Campuses of care offer different levels of care (e.g., independent living, assisted living, and long-term care) at the same location. This can be a good option for couples who need different levels of care, or for seniors who want to stay in one place as they age.
CARF International is an accreditor of health and human services. CARF assists service providers in improving the quality of their services, demonstrating value, and meeting internationally recognized organizational and program standards.
The Partners Program, also known as the certificate of recognition (COR), encourages employers to create an occupational health and safety management system that goes beyond the current legal requirements. The voluntary program recognizes employers that are proactive about improving workplace safety, and dedicated to continual improvement.
Home care and home support options enable seniors to get the help they need at home.
Options range from publicly-subsidized care, which is delivered through the person's local health authority, to customized approaches that can include medical care, transportation, companionship, and homemaking.
Independent living is a good option for seniors who are confident in their ability to live alone safely, but who don't want to worry about things like home maintenance, housekeeping, or cooking.
Seniors who choose independent living enjoy amenities and activities available in their retirement community and can feel confident knowing that help is there if they need it. Independent living residents can often bring in home support or purchase additional support services should the need arise.
Seniors pay for independent living privately. See the Supportive Housing section below for more information about options for low-income seniors.
Long-term care homes are sometimes called seniors care homes, residential care homes, or nursing homes.
Care homes are an option for seniors who need 24-hour professional support and care because of their physical needs, or because they have advanced Alzheimer's disease or another dementia. For many seniors, this is the best option when the person can no longer be cared for in their own home or in an assisted living home.
To access publicly subsidized long-term care, you must first contact your local Home and Community Care Office. They will perform an assessment to ensure this type of care is the right fit. Eligible residents will pay 80 per cent of their after-tax income.
Seniors can also pay privately for long-term care. In this case, they or their family member can contact the care home directly.

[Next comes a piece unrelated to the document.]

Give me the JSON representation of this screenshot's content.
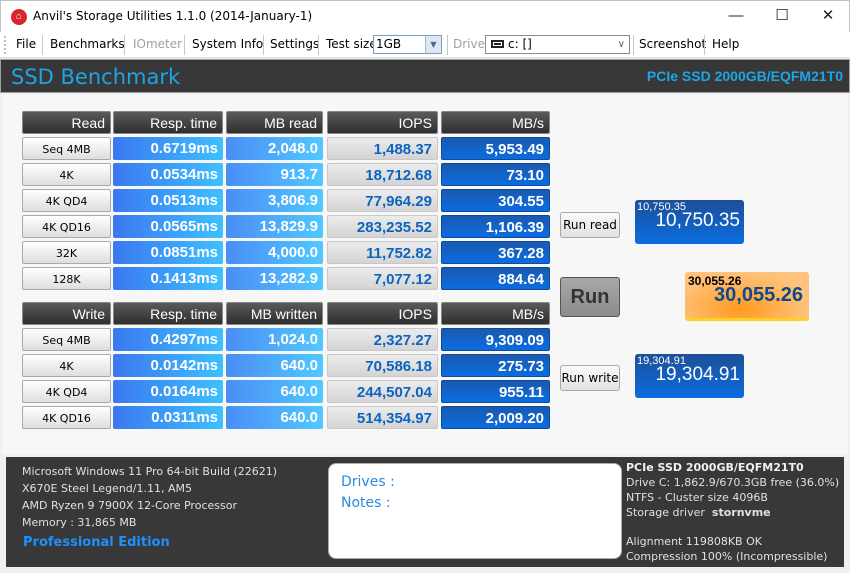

Memory care is a type of long-term care that provides services specifically designed to assist people living with a dementia, such as Alzheimer’s disease, or another memory impairment.

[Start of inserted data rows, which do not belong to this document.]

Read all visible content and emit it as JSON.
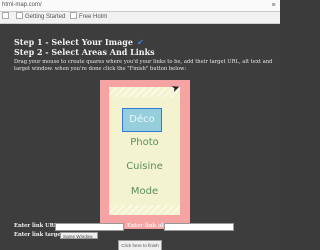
{
  "browser": {
    "url": "html-map.com/",
    "bookmark": "Getting Started",
    "bookmark2": "Free Hotm"
  },
  "step1": {
    "label": "Step 1 - Select Your Image",
    "check": "✔"
  },
  "step2": {
    "label": "Step 2 - Select Areas And Links",
    "instructions": "Drag your mouse to create quares where you'd your links to be, add their target URL, alt text and target window. when you're done click the \"Finish\" button below:"
  },
  "image": {
    "words": [
      "Déco",
      "Photo",
      "Cuisine",
      "Mode"
    ],
    "selected_word": "Déco"
  },
  "form": {
    "link_url_label": "Enter link URL:",
    "link_alt_label": "Enter link alt:",
    "link_target_label": "Enter link target:",
    "link_target_value": "Same Window"
  },
  "finish_label": "Click here to finish"
}
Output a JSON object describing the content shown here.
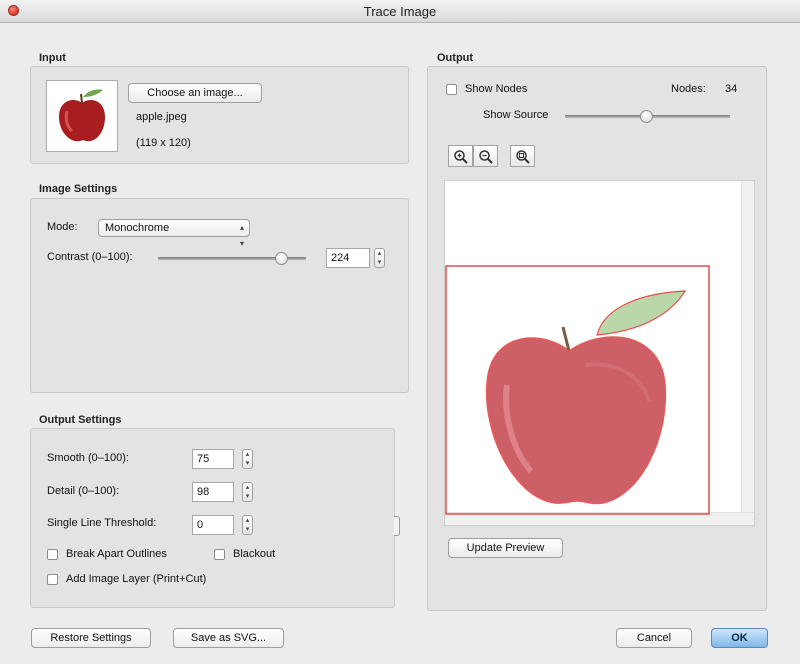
{
  "window": {
    "title": "Trace Image"
  },
  "input": {
    "section_label": "Input",
    "choose_button": "Choose an image...",
    "file_name": "apple.jpeg",
    "dimensions": "(119 x 120)"
  },
  "image_settings": {
    "section_label": "Image Settings",
    "mode_label": "Mode:",
    "mode_value": "Monochrome",
    "contrast_label": "Contrast (0–100):",
    "contrast_value": "224"
  },
  "output_settings": {
    "section_label": "Output Settings",
    "smooth_label": "Smooth (0–100):",
    "smooth_value": "75",
    "detail_label": "Detail (0–100):",
    "detail_value": "98",
    "threshold_label": "Single Line Threshold:",
    "threshold_value": "0",
    "break_apart_label": "Break Apart Outlines",
    "blackout_label": "Blackout",
    "add_layer_label": "Add Image Layer (Print+Cut)"
  },
  "output": {
    "section_label": "Output",
    "show_nodes_label": "Show Nodes",
    "nodes_label": "Nodes:",
    "nodes_value": "34",
    "show_source_label": "Show Source",
    "update_preview_button": "Update Preview",
    "icons": [
      "zoom-in-icon",
      "zoom-out-icon",
      "zoom-fit-icon"
    ]
  },
  "footer": {
    "restore_button": "Restore Settings",
    "save_svg_button": "Save as SVG...",
    "cancel_button": "Cancel",
    "ok_button": "OK"
  },
  "colors": {
    "trace_outline": "#e84a4a",
    "accent": "#7fb7ea"
  }
}
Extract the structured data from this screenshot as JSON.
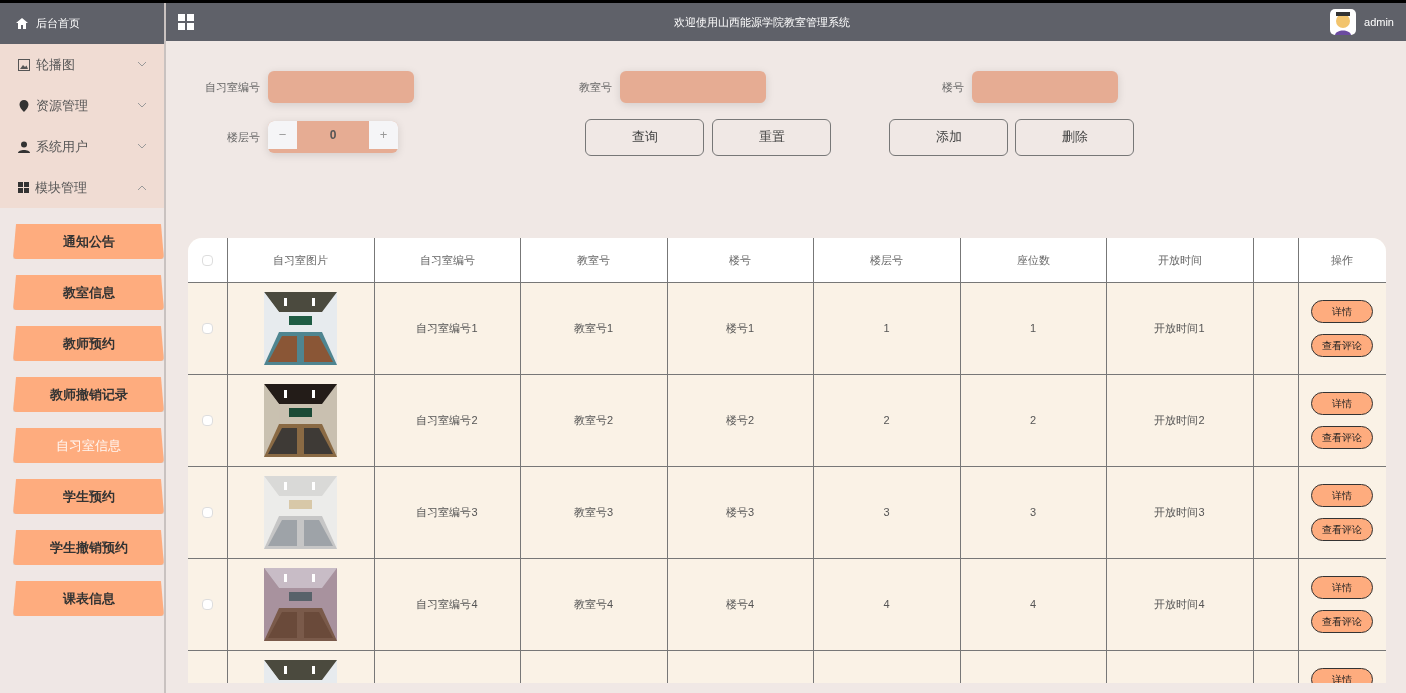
{
  "header": {
    "home": "后台首页",
    "title": "欢迎使用山西能源学院教室管理系统",
    "user": "admin"
  },
  "sidebar": {
    "menus": [
      {
        "label": "轮播图",
        "expanded": false
      },
      {
        "label": "资源管理",
        "expanded": false
      },
      {
        "label": "系统用户",
        "expanded": false
      },
      {
        "label": "模块管理",
        "expanded": true
      }
    ],
    "items": [
      {
        "label": "通知公告",
        "selected": false
      },
      {
        "label": "教室信息",
        "selected": false
      },
      {
        "label": "教师预约",
        "selected": false
      },
      {
        "label": "教师撤销记录",
        "selected": false
      },
      {
        "label": "自习室信息",
        "selected": true
      },
      {
        "label": "学生预约",
        "selected": false
      },
      {
        "label": "学生撤销预约",
        "selected": false
      },
      {
        "label": "课表信息",
        "selected": false
      }
    ]
  },
  "search": {
    "fields": [
      {
        "label": "自习室编号"
      },
      {
        "label": "教室号"
      },
      {
        "label": "楼号"
      }
    ],
    "floor": {
      "label": "楼层号",
      "value": "0",
      "minus": "−",
      "plus": "+"
    },
    "buttons": [
      "查询",
      "重置",
      "添加",
      "删除"
    ]
  },
  "table": {
    "header_checked": false,
    "columns": [
      "自习室图片",
      "自习室编号",
      "教室号",
      "楼号",
      "楼层号",
      "座位数",
      "开放时间",
      "",
      "操作"
    ],
    "rows": [
      {
        "checked": false,
        "cells": [
          "",
          "自习室编号1",
          "教室号1",
          "楼号1",
          "1",
          "1",
          "开放时间1"
        ],
        "actions": [
          "详情",
          "查看评论"
        ]
      },
      {
        "checked": false,
        "cells": [
          "",
          "自习室编号2",
          "教室号2",
          "楼号2",
          "2",
          "2",
          "开放时间2"
        ],
        "actions": [
          "详情",
          "查看评论"
        ]
      },
      {
        "checked": false,
        "cells": [
          "",
          "自习室编号3",
          "教室号3",
          "楼号3",
          "3",
          "3",
          "开放时间3"
        ],
        "actions": [
          "详情",
          "查看评论"
        ]
      },
      {
        "checked": false,
        "cells": [
          "",
          "自习室编号4",
          "教室号4",
          "楼号4",
          "4",
          "4",
          "开放时间4"
        ],
        "actions": [
          "详情",
          "查看评论"
        ]
      }
    ],
    "partial_row": {
      "actions": [
        "详情"
      ]
    }
  }
}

The government pays some or all costs for eligible seniors needing access to home health care, assisted living, long-term care, respite care, or palliative care. All publicly subsidized care must be accessed through the senior's local health authority.

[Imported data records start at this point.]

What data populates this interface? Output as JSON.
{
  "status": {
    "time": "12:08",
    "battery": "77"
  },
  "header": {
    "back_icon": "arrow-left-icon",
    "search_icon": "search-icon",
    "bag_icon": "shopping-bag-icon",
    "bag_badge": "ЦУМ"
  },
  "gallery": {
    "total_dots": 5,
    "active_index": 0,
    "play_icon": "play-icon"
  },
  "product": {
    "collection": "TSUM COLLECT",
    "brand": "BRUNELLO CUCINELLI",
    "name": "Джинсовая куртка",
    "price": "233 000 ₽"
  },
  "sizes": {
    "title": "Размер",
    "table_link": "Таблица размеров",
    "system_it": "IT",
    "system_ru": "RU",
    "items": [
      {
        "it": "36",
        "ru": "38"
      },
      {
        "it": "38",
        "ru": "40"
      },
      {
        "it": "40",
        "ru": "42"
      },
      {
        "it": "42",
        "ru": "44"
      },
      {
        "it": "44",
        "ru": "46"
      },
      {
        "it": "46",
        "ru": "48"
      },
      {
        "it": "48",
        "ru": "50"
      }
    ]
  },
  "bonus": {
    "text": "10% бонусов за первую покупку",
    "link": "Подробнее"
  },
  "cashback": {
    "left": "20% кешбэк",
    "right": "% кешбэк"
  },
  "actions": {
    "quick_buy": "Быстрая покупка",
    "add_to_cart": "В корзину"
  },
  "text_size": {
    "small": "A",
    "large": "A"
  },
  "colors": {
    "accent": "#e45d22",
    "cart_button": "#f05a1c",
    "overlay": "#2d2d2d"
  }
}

Palliative care is focused on improving the quality of life of people who are experiencing a life-limiting illness. Services may be received at home or in another setting such as a hospice and may be accessed through the senior’s local health authority or as a private-pay service.
The senior or their family pays for services directly.
Respite care is a good option when a caregiver needs a break, or when a senior is waiting to transition into another care environment but is no longer safe to be at home, even with support.
Respite care can take several forms including adult day programs, at home respite, or residential respite, where a senior will receive temporary accommodation or assistance on day-to-day needs at a care home for a specific period.
Respite care is available as a private pay service or may be publicly subsidized for eligible seniors.
Supportive housing is like independent living, but services are geared toward low-income seniors and are available through the Seniors' Supportive Housing Program by BC Housing. The program provides housing and support services to older adults, seniors and people with disabilities.
Seniors supportive housing tenants generally pay 50 per cent of their gross income as rent. If you receive income assistance, have a very low income or have another agreement with your housing provider, you may be asked to pay a fixed amount instead.
Wait times for this program can vary and it’s difficult to predict when a suitable unit will become available. Interested applicants must apply through BC Housing.